PS. Jeśli to coś zmienia to posiadam przewody Goodridge i używam zestawu odpowietrzającego Avida.
Pozdrawiam
Mam problem z Avidem Code, zapada mi się klamka podczas hamowania. Nawet na postoju potrafi dojść do samej kiery ale jeśli np. puszczę ją i nacisnę znowu to wraca do normalności.Nie jest tak, że momentalnie się zapada, tylko jak naciskam to tak stopniowo się zapada. Dziwne jest dla mnie to, że jak się zapadnie to dalej jest twarda i hamulec dobrze hamuje. Opisze po kolei całą sytuację:
Zabrałem się przedwczoraj za wymianę płynu na Motula RBF600. Rozkręciłem wszystko na kawałki, wylałem płyn itp itd etc... Zalewałem kilka razy bo nie mogłem pozbyć się całkowicie powietrza. Wieczorem przychodzę i sprawdzam jak to wszystko działa, naciskam, czuje że na klamce w przednim hamulcu jest olej. Pomyślałem męski narząd płciowy to pewnie uszczelka w tłoczku (zresztą już ostatnio wymieniałem jedną). Rano poszedłem na mały zjazd i mało co nie wpierniczyłem się w drzewo ponieważ przedni hamulec przestał działać o.O. Klamka dochodziła do kierownicy... W domu zmieniłem tą uszczelkę przelałem i odpowietrzyłem jeszcze ze dwa razy. Tył świetnie hamuje a ten przedni trochę się poprawił ale i tak za .|. pana nie chce dobrze działać... Chciałem się jeszcze upewnić co jest grane, pojechałem na taką sporą asfaltową górkę i pod koniec zjazdu gwałtownie zahamowałem i wszystko ładnie hamowało, hucy bucy antek śpiewa. Jadę do domu ucieszony, hamuje na placu i znowu kierwa klamka się zapadła... Jutro wymienię na wszelki wypadek uszczelkę w zbiorniczku i zobaczę czy coś to pomoże... Podczas odpowietrzania w zacisku jest jeszcze trochę powietrza, czasami nic już nie wydobywa się a za chwile taki dosyć spory bąbel.Ale nie wiem czy takie zachowanie klamki to kwestia zapowietrzenia ? Miałem podobną sytuacje w Grimece sys12, że trzeba było pompować klamką aby uzyskać ją twardą (akurat wtedy padły tłoczki w zacisku). W tym wypadku jednak nie obwiniałbym zacisku ale klamkę. Byłbym wdzięczny za jakąkolwiek pomoc :)

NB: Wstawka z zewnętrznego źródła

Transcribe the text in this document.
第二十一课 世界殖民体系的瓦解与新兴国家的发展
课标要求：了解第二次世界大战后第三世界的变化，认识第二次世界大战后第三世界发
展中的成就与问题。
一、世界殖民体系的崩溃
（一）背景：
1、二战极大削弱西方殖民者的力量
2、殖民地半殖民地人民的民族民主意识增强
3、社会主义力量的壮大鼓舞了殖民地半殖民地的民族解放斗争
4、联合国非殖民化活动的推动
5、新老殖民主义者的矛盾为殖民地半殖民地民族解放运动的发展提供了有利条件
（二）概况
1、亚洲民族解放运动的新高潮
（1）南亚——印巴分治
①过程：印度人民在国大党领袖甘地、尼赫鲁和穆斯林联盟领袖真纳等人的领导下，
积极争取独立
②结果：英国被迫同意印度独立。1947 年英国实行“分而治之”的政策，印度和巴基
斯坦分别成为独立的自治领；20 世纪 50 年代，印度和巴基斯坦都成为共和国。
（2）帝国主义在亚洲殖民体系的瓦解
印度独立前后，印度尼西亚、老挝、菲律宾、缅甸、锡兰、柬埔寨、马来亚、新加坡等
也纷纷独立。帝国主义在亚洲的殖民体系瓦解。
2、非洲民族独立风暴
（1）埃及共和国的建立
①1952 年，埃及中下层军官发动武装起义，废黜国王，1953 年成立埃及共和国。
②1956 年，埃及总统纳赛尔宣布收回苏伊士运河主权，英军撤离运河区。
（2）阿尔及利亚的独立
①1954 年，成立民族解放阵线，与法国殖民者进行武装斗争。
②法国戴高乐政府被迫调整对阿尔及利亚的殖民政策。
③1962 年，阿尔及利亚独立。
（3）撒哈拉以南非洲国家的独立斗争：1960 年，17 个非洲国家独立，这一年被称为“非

Dzisiaj odpowietrzyłem po raz kolejny. Teraz jestem pewien, że nie ma tam powietrza, nic nie wydobywało się ani z klamki ani z zacisku. Klamka jest twarda ale ma za duży skok przy max wkręconej regulacji (tak jakby za mało płynu w układzie ?). Jutro jeszcze wymienię tą uszczelkę i sprawdzę hamulec w warunkach bojowych i ew. oglądnę tłoczki.
PS. Jeśli to coś zmienia to posiadam przewody Goodridge i używam zestawu odpowietrzającego Avida.